Il m’est arrivé de cacher un amour par peur de le perdre, de Clarice Lispector, traduit du portugais par Aurélie Tyszblat
Il m’est arrivé de cacher un amour par peur de le perdre,
Il m’est arrivé de perdre un amour pour l’avoir caché.
Il m’est arrivé de serrer les mains de quelqu’un par peur
Il m’est arrivé d’avoir peur au point de ne plus sentir mes mains
Il m’est arrivé de faire sortir de ma vie des personnes que j’aimais
Il m’est arrivé de le regretter
Il m’est arrivé de pleurer des nuits durant,
jusqu’à trouver le sommeil
Il m’est arrivé d’être heureuse au point de ne pas parvenir à fermer les yeux
Il m’est arrivé de croire en des amours parfaites
Puis de découvrir qu’elles n’existent pas.
Il m’est arrivé d’aimer des personnes qui m’ont déçue.
Il m’est arrivé de décevoir des personnes qui m’ont aimée
Il m’est arrivé de mentir et de m’en vouloir ensuite,
de dire la vérité et de m’en vouloir aussi.
Il m’est arrivé de faire semblant de me moquer de personnes que j’aimais
avant de pleurer plus tard, en silence dans mon coin,
tant j’avais ri.
Il m’est arrivé de casser des assiettes, des verres et des vases, de rage.
Il m’est arrivé de ressentir le manque de quelqu’un sans jamais le lui dire.
Il m’est arrivé de crier quand j’aurais dû me taire, de me taire quand j’aurais dû crier.
Il m’est arrivé d’inventer une fin heureuse à des histoires pour donner de l’espoir à ceux qui n’en avaient plus.
Il m’est arrivé de trop rêver, au point de confondre le rêve et la réalité…
Je suis déjà tombée un nombre innombrable de fois en pensant que je ne me relèverais pas.
Je me suis relevée un nombre innombrable de fois en pensant que je ne tomberais plus.
Il m’est arrivé d’appeler quelqu’un pour ne pas appeler celui que je voulais appeler.
Il m’est arrivé de courir après une voiture parce qu’elle emmenait celui que j’aimais.
Il m’est arrivé d’appeler maman au milieu de la nuit en m’échappant au milieu d’un cauchemar.
Mais elle n’est pas apparue et le cauchemar fut pire encore.
Il m’est arrivé de donner à des proches le nom d’ami et de découvrir qu’ils ne l’étaient pas.
D’autres en revanche, que je n’ai jamais eu besoin de nommer m’ont toujours été et me seront toujours chers.

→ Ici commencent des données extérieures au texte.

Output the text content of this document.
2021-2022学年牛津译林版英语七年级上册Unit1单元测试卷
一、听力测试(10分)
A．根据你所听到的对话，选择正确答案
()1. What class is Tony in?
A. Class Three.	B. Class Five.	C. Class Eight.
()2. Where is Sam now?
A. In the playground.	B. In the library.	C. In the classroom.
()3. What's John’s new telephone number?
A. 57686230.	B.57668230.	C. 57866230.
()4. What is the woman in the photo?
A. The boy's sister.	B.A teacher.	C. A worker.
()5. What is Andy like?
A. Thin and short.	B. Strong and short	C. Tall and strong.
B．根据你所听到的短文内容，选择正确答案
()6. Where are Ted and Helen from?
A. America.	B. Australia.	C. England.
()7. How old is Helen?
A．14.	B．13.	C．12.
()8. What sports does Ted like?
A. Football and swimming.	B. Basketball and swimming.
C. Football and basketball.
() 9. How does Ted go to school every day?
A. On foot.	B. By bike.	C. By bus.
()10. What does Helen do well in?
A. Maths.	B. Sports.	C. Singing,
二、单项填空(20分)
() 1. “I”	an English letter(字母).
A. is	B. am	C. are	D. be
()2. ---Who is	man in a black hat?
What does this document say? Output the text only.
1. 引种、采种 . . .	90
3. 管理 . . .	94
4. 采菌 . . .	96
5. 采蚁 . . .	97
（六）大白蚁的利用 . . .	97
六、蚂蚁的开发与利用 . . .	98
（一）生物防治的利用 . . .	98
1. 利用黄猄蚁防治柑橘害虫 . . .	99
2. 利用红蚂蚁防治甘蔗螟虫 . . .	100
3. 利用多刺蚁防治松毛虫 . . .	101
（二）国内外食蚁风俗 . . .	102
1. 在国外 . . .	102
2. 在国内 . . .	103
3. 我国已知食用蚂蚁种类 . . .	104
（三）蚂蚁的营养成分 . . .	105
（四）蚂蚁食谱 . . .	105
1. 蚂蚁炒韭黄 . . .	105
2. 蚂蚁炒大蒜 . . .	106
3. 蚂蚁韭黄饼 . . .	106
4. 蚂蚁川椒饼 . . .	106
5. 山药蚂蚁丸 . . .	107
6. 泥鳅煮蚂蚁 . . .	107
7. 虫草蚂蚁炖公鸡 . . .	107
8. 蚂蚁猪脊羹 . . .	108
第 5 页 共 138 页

Ne me donnez pas de vérité,
parce que je ne souhaite pas avoir toujours raison.
Ne me montrez pas ce que vous attendez de moi
parce que je vais suivre mon cœur !
Je ne sais pas aimer à moitié,
je ne sais pas vivre de mensonges,
je ne sais pas voler les pieds sur terre.
Je suis toujours moi-même mais je ne serai pas toujours la même !
J’aime les poissons les plus lents, les boissons les plus amères, les drogues les plus puissantes, les idées les plus folles, les pensées les plus complexes, les sentiments les plus forts.
Mon appétit est vorace et mes délires sont les plus fous.
Vous pouvez même me pousser du haut d’un rocher, je dirai :
-et alors ?
J’adore voler !
Les mots de Laurence Vielle :
Ne me donnez pas de vérité,
parce que je ne souhaite pas avoir toujours raison.
Ne me montrez pas ce que vous attendez de moi
parce que je vais suivre mon cœur !
Quelle force dans ces quelques vers et dans tout ce poème !
Jusqu’il y a quelques semaines, je ne connaissais pas Clarice Lispector.
Ce que je découvre m’émerveille.
Clarice Lispector est une femme de lettres brésilienne. Née en 1920 de parents juifs à Tchetchelnyk, un petit village d’Ukraine et morte le 9 décembre 1977 à Rio de Janeiro, elle est reconnue internationalement pour ses romans novateurs. Elle est également une grande nouvelliste et une journaliste de renom, ayant assuré une chronique nationale de façon régulière.
Bien que le mot écrivain ait un féminin en portugais, Clarice Lispector refusa toujours son utilisation, assurant "appartenir aux deux sexes".